What becomes clear is, it is not the “unpredictability” of medical emergencies that is the problem but the price of treatment required to deal with these emergencies. If so be the case, it’s only through policies that help increase the supply of healthcare can the price of healthcare be lowered. Government plans as grand as a “National Healthcare Insurance system” demanded by Gulzar do absolutely nothing to address the various impediments that lie on the way towards increasing the supply of healthcare (look here for a rebuttal of other “market failures”).

The four principles of Gulzar’s grand plan should offer no surprise to anybody who knows what to expect to be in a state-sponsored healthcare programme. There is no reason to believe why any of the four principles would do anything to improve the supply of healthcare.

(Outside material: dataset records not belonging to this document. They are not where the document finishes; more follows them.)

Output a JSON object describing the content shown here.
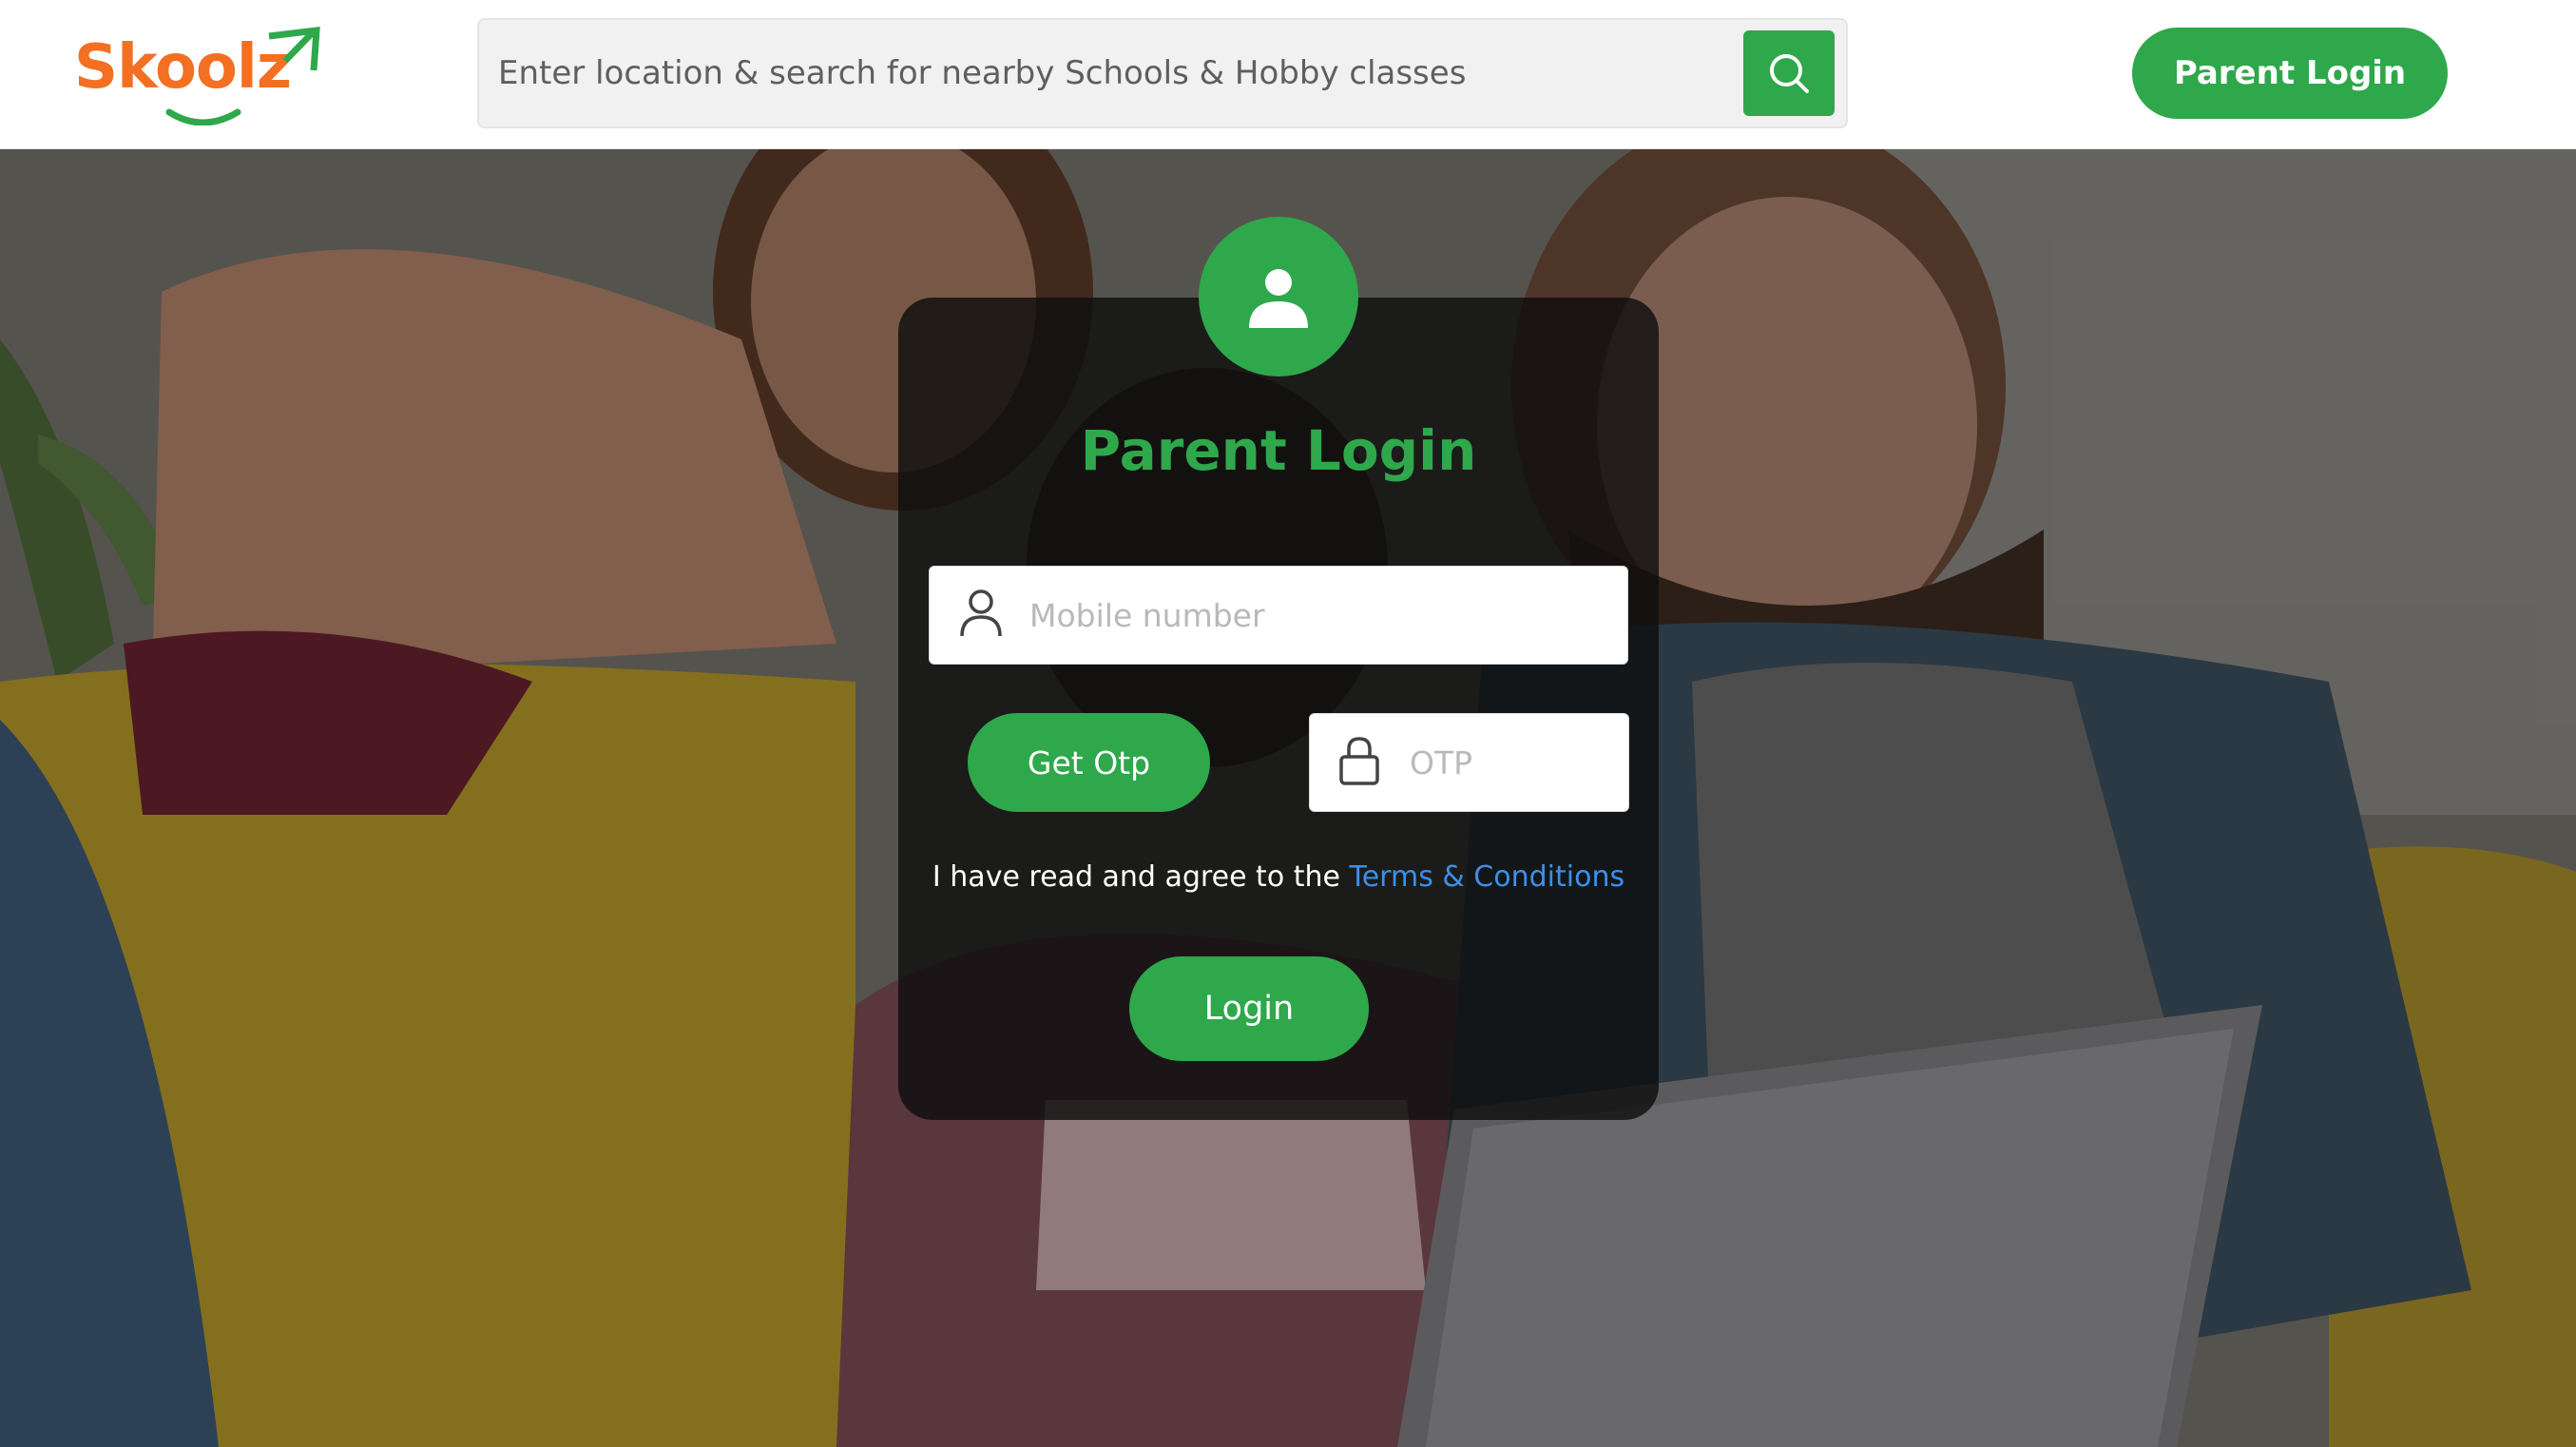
{
  "header": {
    "logo_text": "Skoolz",
    "search_placeholder": "Enter location & search for nearby Schools & Hobby classes",
    "login_label": "Parent Login"
  },
  "login_card": {
    "title": "Parent Login",
    "mobile_placeholder": "Mobile number",
    "get_otp_label": "Get Otp",
    "otp_placeholder": "OTP",
    "terms_prefix": "I have read and agree to the ",
    "terms_link": "Terms & Conditions",
    "login_label": "Login"
  },
  "colors": {
    "brand_green": "#2ea84b",
    "logo_orange": "#f36f21",
    "link_blue": "#3d8fe8"
  },
  "icons": [
    "search-icon",
    "user-avatar-icon",
    "user-outline-icon",
    "lock-icon"
  ]
}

“All successful cost-effective health cover systems across the world have four features. One, health insurance coverage is mandatory for all. Two, all citizens are insured for a basic benefits package. People can buy top-up plans privately, either directly or through employers, to supplement coverage.”

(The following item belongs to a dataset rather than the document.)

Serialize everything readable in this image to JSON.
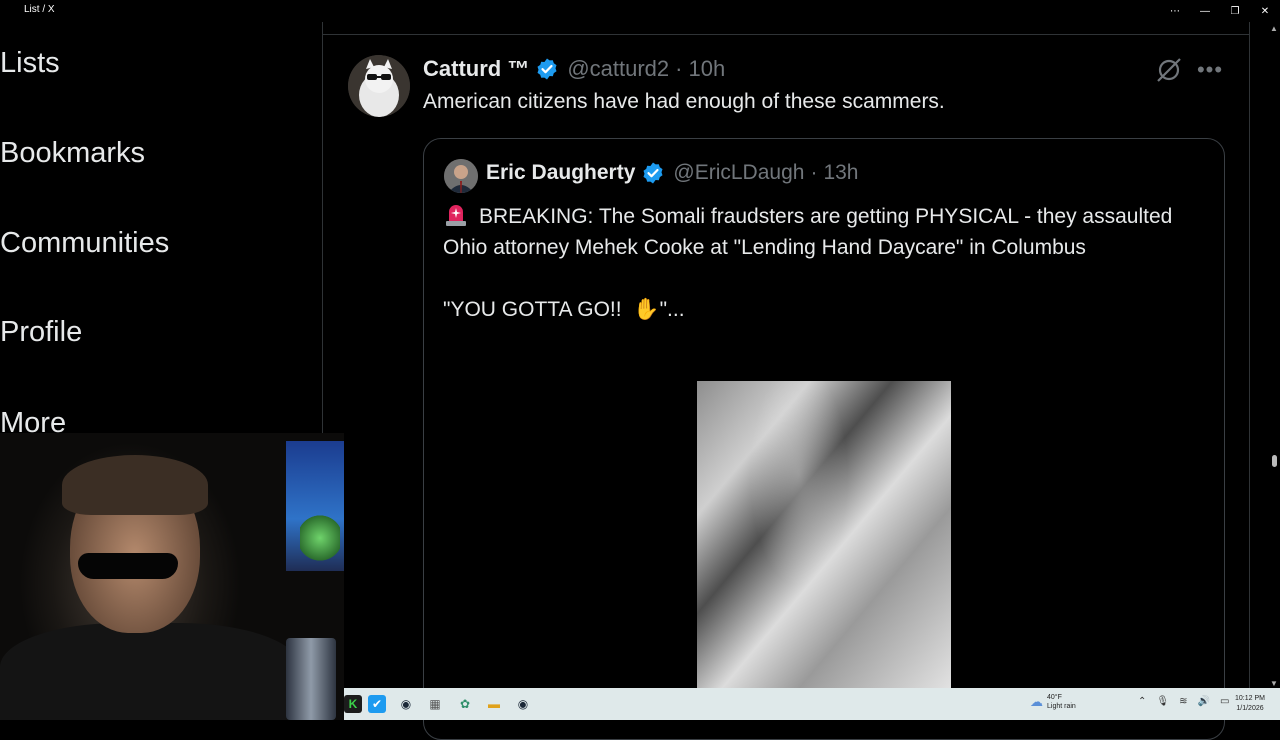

The first two principles effectively mean that basic health insurance coverage is made mandatory for all citizens, irrespective of the ability of citizens to individually afford it, with the government taking the role of a third-party payer. In other words, the government takes over the role of a socialist state by redistributing wealth between economic classes. The fact that even basic healthcare costs would be subsidized by the government exposes the usual excuse that health insurance is essential to deal with rare, unpredictable medical emergencies.

The most pressing problem associated with such free-for-all healthcare programmes is the complete destruction of the rationing system provided by the market. As the laws of supply and demand are forgotten and citizens are allowed to access healthcare according to their needs, the demand for healthcare increases to an unsustainable level. The result is an increase in the price of basic healthcare that the government previously thought it could afford to subsidize through taxes. What follows is usually price-fixing in one form or the other to “control costs”.

“Three, everyone living in an area and of the same age group, irrespective of their health condition, pay the same premium. Four, those who cannot afford the premiums, are provided support.”

The third principle is the next interventionist measure that helps temporarily to deal with rising costs that follow nullification of the market’s role in the healthcare market. Citizens in defined regions (what would be the government’s arbitrary definition of a “region” is anybody’s guess), irrespective of their health risks, will be stipulated to pay the same premium. This, of course, goes directly against the basic principle of insurance and is just another way of forcing healthy citizens (who would pay lower premiums otherwise) to subsidize the unhealthy ones (who would otherwise have to higher premiums). The consequence of such blatant economic redistribution, which makes price signals (healthcare premium) meaningless, is one of moral hazard that encourages citizens with unhealthy lifestyles at the cost of healthy citizens. The fourth principle is a minor one, and is redundant since it is no different from the principle of economic redistribution that underlies the other principles.

The poverty of Gulzar’s analysis continues on the question of how to price insurance, with the false distinction that he draws between the “all-payer system” and the system of price fixing that he admits causes “several well-documented distortions and inefficiencies” and “contribute(s) significantly to America’s high health-care costs”. There is essentially nothing that differentiates the all-payer system from the price fixing system that Gulzar denounces. The all-payer system is nothing less than a programme of fixing insurance prices albeit with slightly different (minor) attributes in its modalities.

The interesting thing is that Gulzar recognizes the nature of price fixing that characterizes the all-payer system in his personal blog. What is required to make healthcare affordable is increased supply which is only possible when supply-side impediments are removed. Rehashing old interventionist arguments in new terms to push forward grand plans is hardly the way forward.